5. TAKING A SHORTCUT.
Draw a good data map. Specifically with direct response initiatives, we need to carefully strategize and meticulously manage the way data flows between initiatives so ultimately it’s driving toward common goals and metrics. This practice must be incorporated at the beginning, and weaves through every single marketing initiative launched. One representative for the brand (person or company) should facilitate the creation of business rules and is ultimately accountable for the integrated metrics and measurement.
6. PITCHING YOUR TENT IN A PUDDLE.
Puddles are typically created from too much traffic in one area, resulting in murky, stagnant water. Just because your competitors have been there and done that doesn’t mean it’s the place to be. The optimal territory is often a bit harder to reach, but fertile and rich for new exploration.
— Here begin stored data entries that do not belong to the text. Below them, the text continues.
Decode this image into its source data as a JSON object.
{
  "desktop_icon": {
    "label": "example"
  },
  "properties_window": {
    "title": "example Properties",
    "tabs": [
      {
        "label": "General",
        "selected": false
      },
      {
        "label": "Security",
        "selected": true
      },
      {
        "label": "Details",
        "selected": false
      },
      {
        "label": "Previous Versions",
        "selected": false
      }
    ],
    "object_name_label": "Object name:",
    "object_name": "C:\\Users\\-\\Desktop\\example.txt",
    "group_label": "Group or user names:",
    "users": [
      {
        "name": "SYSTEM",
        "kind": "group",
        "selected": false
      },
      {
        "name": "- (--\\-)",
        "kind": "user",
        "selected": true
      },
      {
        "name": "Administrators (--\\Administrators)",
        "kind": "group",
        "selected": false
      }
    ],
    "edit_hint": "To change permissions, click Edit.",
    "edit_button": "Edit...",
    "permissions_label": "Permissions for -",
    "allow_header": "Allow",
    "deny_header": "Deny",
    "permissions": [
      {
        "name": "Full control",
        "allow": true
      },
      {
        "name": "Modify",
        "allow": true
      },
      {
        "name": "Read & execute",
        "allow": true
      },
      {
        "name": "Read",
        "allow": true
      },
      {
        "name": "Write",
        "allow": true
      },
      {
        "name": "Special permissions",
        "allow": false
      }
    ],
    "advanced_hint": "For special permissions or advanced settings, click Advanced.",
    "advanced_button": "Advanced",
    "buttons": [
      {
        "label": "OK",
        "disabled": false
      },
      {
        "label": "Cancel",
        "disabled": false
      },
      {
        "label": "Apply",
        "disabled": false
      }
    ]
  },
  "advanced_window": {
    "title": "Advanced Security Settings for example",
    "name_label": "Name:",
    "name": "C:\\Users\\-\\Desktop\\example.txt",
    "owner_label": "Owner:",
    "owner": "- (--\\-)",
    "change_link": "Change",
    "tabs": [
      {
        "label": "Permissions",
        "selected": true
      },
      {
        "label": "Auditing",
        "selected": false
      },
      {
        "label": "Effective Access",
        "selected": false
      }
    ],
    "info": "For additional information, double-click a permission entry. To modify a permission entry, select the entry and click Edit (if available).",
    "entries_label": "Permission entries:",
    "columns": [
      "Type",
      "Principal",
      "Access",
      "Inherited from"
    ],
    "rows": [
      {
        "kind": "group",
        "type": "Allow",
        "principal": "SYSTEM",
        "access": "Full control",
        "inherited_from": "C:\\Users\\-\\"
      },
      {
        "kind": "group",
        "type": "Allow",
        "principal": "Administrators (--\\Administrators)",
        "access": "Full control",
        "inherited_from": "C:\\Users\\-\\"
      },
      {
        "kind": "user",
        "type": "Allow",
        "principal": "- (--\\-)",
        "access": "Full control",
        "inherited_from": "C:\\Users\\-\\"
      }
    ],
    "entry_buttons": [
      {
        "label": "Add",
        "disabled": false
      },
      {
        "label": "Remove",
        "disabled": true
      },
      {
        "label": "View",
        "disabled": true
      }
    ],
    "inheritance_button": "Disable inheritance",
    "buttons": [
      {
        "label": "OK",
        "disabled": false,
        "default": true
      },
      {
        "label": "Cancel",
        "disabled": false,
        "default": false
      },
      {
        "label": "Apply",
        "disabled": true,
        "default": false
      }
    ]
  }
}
7. CLIMBING OUT OF YOUR COMFORT ZONE
There is a balance – operating within the realm of proven marketing, vs. stretching beyond. Innovation is important, there is no doubt. Where brands are making investment errors today is when they feel the urge to go out of the comfort zone, and chase every new opportunity at once. Carefully select 1-2 innovative ideas for each planning cycle, understand their potential value, and make sure they are seamlessly integrated with your tried and true initiatives.
While navigating the trail towards success can murky at times, if you keep the simplicity of proven marketing strategies in view, your brand can quickly add gear that helps to propel results to the next level.
When it comes down to it, all you need is a bottle of water and a compass.
Guest Author Daniella Koren is President and Founder of DKI a healthcare marketing company. With a passion for technology and the Web, Daniella has led DKI to become an innovator in the field of Direct to Patient marketing, developing new and successful models that demonstrate positive ROI.